Left ventricular hypertrophy and coronary artery disease

Left ventricular hypertrophy of the myocardium is a mechanism of adaptation to chronic pressure and volume increase in the left ventricle. This is caused, for example, by hemodynamically relevant shunt volumes in extensive arteriovenous malformations (AVM). In addition, there is disruption of macrovascular and microvascular blood circulation.

The increased pressure load on the myocardium leads to concentric hypertrophy of the myocardium. As myocardial contractility decreases and ventricular end-diastolic filling increases, dilatation of the heart increases. The developing heart failure may lead to sudden cardiac death from ventricular fibrillation.

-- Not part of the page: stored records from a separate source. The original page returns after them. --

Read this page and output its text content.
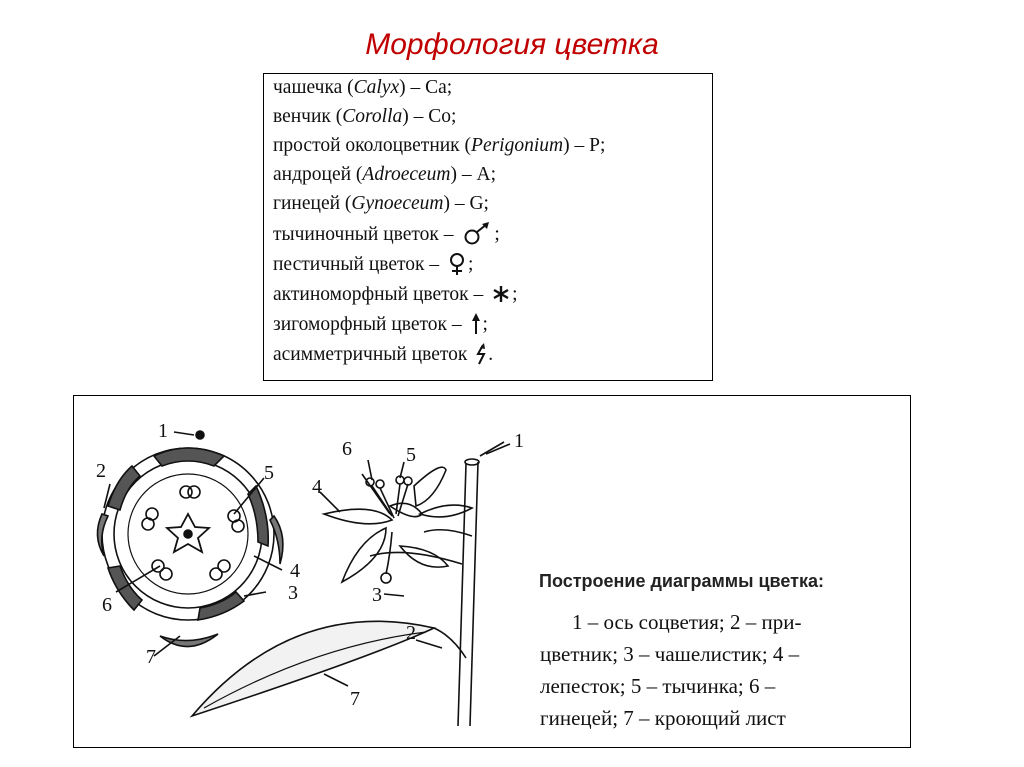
Морфология цветка
чашечка (Calyx) – Ca;
венчик (Corolla) – Co;
простой околоцветник (Perigonium) – P;
андроцей (Adroeceum) – A;
гинецей (Gynoeceum) – G;
тычиночный цветок –
;
пестичный цветок –
;
актиноморфный цветок –
;
зигоморфный цветок –
;
асимметричный цветок
.
1
2
3
4
5
6
7
1
2
3
4
5
6
7
Построение диаграммы цветка:
1 – ось соцветия; 2 – при-
цветник; 3 – чашелистик; 4 –
лепесток; 5 – тычинка; 6 –
гинецей; 7 – кроющий лист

An additional potential complicating factor is the development of coronary artery disease at an older age in patients with arteriosclerosis and arteriovenous malformation. Arteriosclerosis may develop independently of the underlying disease due to common cardiovascular risk factors (diabetes mellitus, nicotine abuse, etc.) and complicate the high-output situation in AVM. The increasingly stenosed coronary arteries can no longer meet the high demands placed on the hypertrophied myocardium by the increased volume load in arteriovenous malformation, and myocardial infarction may result.

Concomitant diseases, especially pneumonias, can cause additional stress on the pulmonary circulation and the right heart, which can also be fatal for patients with large arteriovenous malformations.